Эрсину казалось, что сердце уже бухает о стол, причем громко, четко, но со сбитым ритмом. Но чуть не больше всего бесило, что он сейчас так боялся того, к чему давно следовало привыкнуть. Но этот человек… Кроме того, что полицейский его на каждом слове осыпал ругательствами и презрительными эпитетами, так еще и сам себе противоречил – вроде весь такой чистенький, ручки беленькие, язык черненький, но таки до проститутки лапы распускать не прочь. Таких клиентов в профессиональной деятельности надо было больше всего бояться – они ненавидят и искренне считают таких, как он отбросами недостойными стандартного набора человеческих прав и свобод. Следовательно, из-за такого отношения, зачастую они становятся причинами «производственных» травм бордельных шлюх. Как бы в подтверждение паршивого впечатление и пессимистической статистики, неуравновешенный коп треснул кулаком прямо у носа паренька. Сердце ухнуло куда-то в живот, а самого канну передернуло, он резко побледнел и прикусил язык. На щеке, которой он был прижат к столешнице, все еще чувствовалась вибрация от удара по деревянной поверхности. Он ничего не видел, конечно же, но чувствовал, что рука обидчика буквально в миллиметрах от него. О да, теперь он будет помалкивать, хоть сказать хотелось и очень многое. Но что тут сделают слова? Что вообще он сделает?

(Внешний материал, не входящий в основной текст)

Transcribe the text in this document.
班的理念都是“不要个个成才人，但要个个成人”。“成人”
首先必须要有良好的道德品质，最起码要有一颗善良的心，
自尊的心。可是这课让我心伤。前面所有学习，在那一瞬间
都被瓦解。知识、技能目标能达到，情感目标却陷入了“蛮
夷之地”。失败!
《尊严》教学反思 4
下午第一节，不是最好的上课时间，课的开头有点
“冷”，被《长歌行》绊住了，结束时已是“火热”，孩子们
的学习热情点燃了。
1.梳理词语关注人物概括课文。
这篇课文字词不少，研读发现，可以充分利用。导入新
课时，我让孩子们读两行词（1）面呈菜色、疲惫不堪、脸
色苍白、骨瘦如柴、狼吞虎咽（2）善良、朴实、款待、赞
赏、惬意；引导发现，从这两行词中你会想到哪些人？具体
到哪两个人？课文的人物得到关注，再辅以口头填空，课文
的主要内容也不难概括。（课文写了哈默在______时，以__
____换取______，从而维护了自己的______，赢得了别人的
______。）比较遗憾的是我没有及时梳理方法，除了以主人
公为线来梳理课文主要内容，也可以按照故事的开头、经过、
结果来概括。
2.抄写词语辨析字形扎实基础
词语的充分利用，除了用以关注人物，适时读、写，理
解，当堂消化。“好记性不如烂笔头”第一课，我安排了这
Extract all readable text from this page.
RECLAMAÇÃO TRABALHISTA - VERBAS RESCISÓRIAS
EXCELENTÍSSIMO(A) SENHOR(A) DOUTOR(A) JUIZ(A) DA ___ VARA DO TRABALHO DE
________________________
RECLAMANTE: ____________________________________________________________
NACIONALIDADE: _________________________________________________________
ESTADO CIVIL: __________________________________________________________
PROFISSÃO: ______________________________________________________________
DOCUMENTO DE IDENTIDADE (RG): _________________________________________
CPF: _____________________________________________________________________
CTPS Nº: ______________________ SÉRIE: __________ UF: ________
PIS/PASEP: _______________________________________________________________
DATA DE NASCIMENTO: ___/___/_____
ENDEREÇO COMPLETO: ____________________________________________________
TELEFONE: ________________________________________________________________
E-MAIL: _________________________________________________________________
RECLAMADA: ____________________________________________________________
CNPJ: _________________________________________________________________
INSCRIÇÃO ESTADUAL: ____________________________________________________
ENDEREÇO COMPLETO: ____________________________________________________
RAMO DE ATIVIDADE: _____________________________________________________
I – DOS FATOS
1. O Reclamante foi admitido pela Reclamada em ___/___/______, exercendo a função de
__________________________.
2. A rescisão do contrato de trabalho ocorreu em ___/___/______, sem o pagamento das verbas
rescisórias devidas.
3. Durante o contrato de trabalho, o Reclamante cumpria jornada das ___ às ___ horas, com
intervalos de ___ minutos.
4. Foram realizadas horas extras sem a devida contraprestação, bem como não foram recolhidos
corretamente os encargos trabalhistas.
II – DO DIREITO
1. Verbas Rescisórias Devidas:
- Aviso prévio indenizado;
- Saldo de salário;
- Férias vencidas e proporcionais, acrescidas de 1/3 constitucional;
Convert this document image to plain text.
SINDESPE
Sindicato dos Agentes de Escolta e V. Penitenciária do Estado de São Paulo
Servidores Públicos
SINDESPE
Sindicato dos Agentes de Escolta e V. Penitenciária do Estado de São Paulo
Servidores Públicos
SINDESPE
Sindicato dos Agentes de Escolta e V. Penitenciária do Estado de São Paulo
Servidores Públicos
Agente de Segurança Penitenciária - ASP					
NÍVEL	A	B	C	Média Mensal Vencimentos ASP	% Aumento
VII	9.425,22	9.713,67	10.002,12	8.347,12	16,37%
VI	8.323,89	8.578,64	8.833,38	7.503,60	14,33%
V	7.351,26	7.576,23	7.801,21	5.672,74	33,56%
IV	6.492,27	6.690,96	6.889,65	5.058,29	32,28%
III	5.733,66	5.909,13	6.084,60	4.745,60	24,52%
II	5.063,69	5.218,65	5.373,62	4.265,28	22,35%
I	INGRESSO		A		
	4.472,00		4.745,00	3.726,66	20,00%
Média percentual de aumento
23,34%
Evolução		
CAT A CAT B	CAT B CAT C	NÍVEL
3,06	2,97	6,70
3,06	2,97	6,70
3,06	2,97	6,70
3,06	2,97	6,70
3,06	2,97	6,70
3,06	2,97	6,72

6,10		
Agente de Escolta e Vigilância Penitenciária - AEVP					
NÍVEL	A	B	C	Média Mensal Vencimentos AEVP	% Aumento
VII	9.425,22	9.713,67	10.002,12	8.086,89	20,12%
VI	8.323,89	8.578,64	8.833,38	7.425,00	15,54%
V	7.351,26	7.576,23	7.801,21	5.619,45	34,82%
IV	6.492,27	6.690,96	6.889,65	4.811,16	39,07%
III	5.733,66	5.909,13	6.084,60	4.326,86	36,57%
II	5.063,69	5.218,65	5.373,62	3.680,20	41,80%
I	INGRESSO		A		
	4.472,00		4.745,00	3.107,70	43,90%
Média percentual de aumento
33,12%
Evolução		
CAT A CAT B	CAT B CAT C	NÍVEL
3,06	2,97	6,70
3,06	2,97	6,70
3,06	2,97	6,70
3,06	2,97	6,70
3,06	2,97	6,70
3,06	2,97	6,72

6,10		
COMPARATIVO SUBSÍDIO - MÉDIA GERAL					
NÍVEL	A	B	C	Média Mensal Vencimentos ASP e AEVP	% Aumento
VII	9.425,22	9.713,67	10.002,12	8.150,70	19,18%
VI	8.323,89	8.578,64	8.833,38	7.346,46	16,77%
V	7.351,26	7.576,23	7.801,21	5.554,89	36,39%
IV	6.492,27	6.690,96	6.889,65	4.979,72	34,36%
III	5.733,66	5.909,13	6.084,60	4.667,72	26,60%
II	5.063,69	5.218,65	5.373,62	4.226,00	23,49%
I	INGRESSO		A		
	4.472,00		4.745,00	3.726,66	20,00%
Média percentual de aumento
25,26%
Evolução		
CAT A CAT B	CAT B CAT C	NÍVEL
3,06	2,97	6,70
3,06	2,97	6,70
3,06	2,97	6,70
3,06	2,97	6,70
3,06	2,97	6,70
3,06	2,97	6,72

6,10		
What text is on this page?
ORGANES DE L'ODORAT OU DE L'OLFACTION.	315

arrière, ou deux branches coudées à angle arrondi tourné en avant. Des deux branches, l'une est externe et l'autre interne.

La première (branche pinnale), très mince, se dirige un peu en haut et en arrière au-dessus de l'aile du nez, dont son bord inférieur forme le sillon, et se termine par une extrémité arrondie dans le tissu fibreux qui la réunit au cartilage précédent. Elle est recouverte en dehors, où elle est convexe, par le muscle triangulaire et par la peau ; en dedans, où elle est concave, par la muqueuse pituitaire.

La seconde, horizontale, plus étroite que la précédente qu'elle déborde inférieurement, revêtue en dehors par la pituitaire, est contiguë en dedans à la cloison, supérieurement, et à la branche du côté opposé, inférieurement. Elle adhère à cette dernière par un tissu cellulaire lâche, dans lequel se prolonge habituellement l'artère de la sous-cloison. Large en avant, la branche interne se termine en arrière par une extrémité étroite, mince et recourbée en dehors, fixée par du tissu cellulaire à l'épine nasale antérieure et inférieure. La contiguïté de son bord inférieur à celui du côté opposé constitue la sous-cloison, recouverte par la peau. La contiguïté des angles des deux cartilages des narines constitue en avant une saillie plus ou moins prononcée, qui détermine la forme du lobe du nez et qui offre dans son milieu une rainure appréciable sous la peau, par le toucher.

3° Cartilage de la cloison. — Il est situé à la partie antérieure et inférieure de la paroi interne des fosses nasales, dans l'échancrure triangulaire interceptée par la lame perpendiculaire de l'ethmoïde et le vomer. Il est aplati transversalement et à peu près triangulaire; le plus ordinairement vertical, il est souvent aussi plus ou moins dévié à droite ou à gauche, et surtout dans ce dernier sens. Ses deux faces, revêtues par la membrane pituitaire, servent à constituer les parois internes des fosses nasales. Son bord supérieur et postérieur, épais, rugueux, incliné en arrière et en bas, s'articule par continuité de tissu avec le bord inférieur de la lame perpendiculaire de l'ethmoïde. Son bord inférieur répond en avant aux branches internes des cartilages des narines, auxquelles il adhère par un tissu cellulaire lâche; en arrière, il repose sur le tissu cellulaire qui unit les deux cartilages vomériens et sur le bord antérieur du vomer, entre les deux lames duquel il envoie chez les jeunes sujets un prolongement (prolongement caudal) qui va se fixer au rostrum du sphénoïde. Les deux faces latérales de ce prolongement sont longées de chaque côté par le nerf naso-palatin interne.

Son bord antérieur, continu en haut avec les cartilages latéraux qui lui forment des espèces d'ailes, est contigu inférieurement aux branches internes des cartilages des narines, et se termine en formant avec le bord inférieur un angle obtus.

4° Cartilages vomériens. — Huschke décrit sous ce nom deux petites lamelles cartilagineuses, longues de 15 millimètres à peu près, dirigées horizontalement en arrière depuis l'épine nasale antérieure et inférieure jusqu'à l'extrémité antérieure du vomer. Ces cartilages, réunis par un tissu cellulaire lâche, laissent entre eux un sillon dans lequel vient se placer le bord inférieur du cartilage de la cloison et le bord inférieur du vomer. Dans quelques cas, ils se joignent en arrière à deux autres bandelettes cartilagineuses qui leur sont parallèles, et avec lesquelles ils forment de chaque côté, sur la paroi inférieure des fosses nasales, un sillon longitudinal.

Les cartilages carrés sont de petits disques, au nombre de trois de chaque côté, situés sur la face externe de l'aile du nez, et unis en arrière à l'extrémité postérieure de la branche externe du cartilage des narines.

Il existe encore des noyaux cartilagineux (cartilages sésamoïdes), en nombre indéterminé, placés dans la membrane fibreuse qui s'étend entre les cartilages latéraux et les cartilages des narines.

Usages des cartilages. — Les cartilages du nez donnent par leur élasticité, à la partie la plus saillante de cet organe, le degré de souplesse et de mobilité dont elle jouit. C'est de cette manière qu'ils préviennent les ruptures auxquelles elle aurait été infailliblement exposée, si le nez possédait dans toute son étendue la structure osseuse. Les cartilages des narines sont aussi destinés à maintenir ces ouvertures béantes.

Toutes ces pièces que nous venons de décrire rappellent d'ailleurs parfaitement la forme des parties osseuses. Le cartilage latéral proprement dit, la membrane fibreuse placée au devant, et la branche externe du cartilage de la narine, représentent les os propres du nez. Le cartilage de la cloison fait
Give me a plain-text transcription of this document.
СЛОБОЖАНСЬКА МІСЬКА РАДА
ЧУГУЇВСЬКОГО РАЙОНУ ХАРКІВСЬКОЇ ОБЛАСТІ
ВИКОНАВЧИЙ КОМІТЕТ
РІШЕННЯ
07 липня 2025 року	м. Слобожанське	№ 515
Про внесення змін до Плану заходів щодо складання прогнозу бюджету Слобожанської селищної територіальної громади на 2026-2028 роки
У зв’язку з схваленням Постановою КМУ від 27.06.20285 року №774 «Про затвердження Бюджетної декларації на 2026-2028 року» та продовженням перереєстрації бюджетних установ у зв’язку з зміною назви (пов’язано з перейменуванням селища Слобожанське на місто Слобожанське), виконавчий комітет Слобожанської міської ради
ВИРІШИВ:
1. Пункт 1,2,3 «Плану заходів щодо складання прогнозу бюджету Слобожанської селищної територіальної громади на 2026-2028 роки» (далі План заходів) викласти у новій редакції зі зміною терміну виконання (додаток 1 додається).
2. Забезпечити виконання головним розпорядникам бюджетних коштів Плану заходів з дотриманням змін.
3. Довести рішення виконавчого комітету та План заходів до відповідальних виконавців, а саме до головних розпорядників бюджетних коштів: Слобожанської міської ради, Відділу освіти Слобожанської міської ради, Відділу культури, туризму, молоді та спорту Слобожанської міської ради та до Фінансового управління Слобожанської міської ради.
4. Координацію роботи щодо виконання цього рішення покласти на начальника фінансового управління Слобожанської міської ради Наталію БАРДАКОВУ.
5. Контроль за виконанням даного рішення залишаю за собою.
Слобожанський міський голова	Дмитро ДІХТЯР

Так как сердце из области желудка не желало возвращаться на свое анатомически верное место, Эрсину было дурно, начало подташнивать, ад и от дальнейших оскорблений только сильнее закручивало невидимую пружинку в животе. И да, он сам это сказал, и да, он надеялся, что детектив не ответит подтверждением, или хотя бы просто не ответит. Этого было бы достаточно, чтоб не осложнять ситуацию хоть в этом. Но спорить с правдой было бы глупо, тем более, что ты о ней в курсе и сам же ее в массы и несешь. С другой стороны, проклятый полицейский очень расходился в словах и действиях: распинаясь о грязи, он увлеченно сжимал зад задержанного. Не последовательно. Канна сделал об этом зарубочку во все еще захваченном сковывающим страхом мозгу.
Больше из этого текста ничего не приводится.